Just this morning NPR reported on the substantial backlog crematorium operators now face in dealing with the numbers of deceased. Shrines and temples face similar backlogs.
Thought I'd post this follow-up to that NPR story, to give people here a sense of the scale of damage in tsunami-hit Miyagi prefecture. It's been two weeks since the quake and tsunami, and it's only just last weekend that families in Northeast Japan are beginning to cremate their dead.

Furnaces fire up at tsunami-hit crematorium
Quote:
Natori, Miyagi prefecture (March 28, Mon): The furnaces are burning again at the tsunami-battered crematorium in Natori, where workers face a grisly backlog of bodies from Japan's worst natural disaster in nearly a century.

Since the March 11 tsunami that slammed into Japan's northeast coast, priority has been given to repairing facilities, like this one, that are needed to help deal with the disaster's human cost.

Despite severe damage to the buildings at the coastal crematorium, the roar of kerosene burners filled its cold hall last Saturday for the first time since the disaster.

A bereaved family carefully placed charred bone fragments of two brothers onto silver trays using ceremonial chopsticks, while marks on the walls showed where seawater rose to the ceiling two weeks earlier.

The sensitivities of the family members attending Saturday's cremation had to contend with further repair work, as workmen drilled holes and hammered broken plaster off the walls.

The bodies of Ren Kashiwagi, 19, and his little brother, Itaru, 16, were found in a swamped field close to their home, nearly a week after the tsunami surged into Natori city.
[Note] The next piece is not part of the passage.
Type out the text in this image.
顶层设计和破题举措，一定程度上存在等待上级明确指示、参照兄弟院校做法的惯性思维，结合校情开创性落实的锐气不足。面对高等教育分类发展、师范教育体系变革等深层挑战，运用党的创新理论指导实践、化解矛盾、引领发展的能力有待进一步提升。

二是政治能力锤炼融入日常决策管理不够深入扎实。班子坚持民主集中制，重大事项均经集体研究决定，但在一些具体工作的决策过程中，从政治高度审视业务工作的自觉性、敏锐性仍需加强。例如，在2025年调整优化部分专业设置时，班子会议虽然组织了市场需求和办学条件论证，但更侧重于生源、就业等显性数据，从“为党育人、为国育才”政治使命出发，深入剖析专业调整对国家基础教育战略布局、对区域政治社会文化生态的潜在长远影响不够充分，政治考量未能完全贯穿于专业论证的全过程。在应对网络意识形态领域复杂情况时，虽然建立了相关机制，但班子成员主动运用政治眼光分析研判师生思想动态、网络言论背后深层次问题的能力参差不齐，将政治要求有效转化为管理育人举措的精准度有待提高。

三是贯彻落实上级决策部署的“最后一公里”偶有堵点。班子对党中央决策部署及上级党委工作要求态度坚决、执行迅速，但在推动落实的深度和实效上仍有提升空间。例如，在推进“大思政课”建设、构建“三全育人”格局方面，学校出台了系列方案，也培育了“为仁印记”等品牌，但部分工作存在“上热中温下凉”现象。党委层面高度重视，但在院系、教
Their parents, two remaining brothers, and an elderly grandmother silently passed the scorched bones to a master of ceremonies who placed them in funeral urns wrapped in orange cloth.

"After we have finished the cremation, we will be able to take the ashes with us. This gives us some peace," the boys' father, Mr Yoshinori Kashiwagi, told AFP.

Four more cremations were scheduled on the same day, and engineers were hoping that the other two furnaces in the plant would be working in about a week.

Like dozens of other towns on Japan's Pacific coast, Natori has struggled to cope with a mounting backlog of decomposing corpses, recovered from mangled cars, drowned paddyfields and flattened houses.

Japanese usually cremate their dead, and the Kashigawi family were among those fortunate enough to observe the normal rituals for the two brothers.

Others have had no choice but to watch their lost relatives buried in mass graves, with an official promise that they will be exhumed and cremated properly at a later date.